THE SNEAKER SHOULD COME ALIVE.Tinker Hatfield was sitting at a drafting table in his office in Beaverton, Oregon. He and another young designer at Nike named Mark Parker had just returned from a brainstorming session in Hollywood with film director Robert Zemeckis, who was storyboarding the sequel to his sci-fi comedy hit of three years earlier, Back to the Future. It was 1988, and Zemeckis and his creative team were on the hunt for futuristic sight gags for the film, set in 2015. They had tasked Hatfield and Parker with dreaming up some seriously 21st-century sneakers. One idea that came up in the meeting involved magnetic levitation, but to Hatfield that seemed a little too Jetsons.

His time as a pole-vaulter and his degree in architecture from the University of Oregon had taught him to prize utility, and it didn’t seem plausible to him that any athlete, even decades in the future, would ever want or need to levitate. Hatfield and Parker decided to treat the assignment not as a sight gag but, as he recalls, “like someone had asked me to reinvent footwear for actual performance reasons, in the real world, only I had 30 years to figure the technology out.” And that’s when the idea came to him: “What about a shoe that would essentially come alive when you put it on? It would sense you. It would become the shapeof your foot, and when it came alive it would light up. Wouldn’t it be great if shoes could do that?”

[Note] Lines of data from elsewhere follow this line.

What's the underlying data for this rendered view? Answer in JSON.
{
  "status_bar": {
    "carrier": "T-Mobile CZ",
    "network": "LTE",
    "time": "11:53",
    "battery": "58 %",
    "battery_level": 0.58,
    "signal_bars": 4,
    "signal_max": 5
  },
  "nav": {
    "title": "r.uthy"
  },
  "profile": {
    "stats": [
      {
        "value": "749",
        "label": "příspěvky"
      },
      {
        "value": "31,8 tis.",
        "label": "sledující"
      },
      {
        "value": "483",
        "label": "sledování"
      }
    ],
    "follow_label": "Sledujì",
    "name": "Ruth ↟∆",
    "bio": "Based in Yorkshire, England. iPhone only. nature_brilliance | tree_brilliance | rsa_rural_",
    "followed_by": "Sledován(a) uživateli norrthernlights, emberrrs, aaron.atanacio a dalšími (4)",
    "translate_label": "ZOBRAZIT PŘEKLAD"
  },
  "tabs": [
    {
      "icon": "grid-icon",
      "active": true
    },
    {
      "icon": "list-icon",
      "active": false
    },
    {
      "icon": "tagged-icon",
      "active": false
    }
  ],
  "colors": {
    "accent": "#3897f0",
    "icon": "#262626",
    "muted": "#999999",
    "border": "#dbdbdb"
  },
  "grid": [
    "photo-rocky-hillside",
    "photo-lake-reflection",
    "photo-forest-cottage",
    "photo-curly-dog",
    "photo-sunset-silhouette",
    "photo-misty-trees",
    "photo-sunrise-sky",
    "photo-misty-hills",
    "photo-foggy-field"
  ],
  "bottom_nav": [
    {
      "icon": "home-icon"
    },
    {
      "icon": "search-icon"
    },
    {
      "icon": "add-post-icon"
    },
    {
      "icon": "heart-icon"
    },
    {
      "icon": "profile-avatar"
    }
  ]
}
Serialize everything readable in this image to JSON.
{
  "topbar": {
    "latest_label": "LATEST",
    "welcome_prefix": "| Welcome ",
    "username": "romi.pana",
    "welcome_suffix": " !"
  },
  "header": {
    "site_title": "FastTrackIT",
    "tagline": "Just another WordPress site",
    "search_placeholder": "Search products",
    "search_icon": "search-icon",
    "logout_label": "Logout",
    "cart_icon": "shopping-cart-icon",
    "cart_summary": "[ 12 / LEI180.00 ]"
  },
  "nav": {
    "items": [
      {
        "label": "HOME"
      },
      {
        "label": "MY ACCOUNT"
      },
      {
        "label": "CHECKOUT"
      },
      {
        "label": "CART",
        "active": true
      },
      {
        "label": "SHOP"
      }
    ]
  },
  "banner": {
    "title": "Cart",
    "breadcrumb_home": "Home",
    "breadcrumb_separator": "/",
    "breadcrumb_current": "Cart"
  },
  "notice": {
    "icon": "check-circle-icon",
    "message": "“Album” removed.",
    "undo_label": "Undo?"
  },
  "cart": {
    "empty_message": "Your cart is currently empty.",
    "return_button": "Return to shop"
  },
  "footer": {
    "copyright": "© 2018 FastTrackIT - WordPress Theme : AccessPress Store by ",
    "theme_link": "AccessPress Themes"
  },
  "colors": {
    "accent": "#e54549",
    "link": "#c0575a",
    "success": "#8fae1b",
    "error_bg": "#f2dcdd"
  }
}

Hatfield didn’t just sketch what such a shoe would look like. He drew a storyboard in which Marty McFly first encounters a pair of sneakers: He steps in, reaches down to tie the laces—an instinctual, ritual bowing down to the shoe—and the sneakers light up, come alive, and shape to his foot. (Hatfield says he even included a snippet of McFly dialog—something like Wow! Power laces!) A scene similar to Hatfield’s drawing wound up in the movie, which became one of the highest-grossing films of the year and introduced the Nike Mag, as the shoe was christened, as something like the flying car of footwear—a sci-fi promise that nobody could figure out how to deliver on. Over time, the Mag would so capture people’s imaginations that an intense campaign resulted in online petitions, with futurists, fanboys, and sneakerheads pleading with Nike to create a retail version.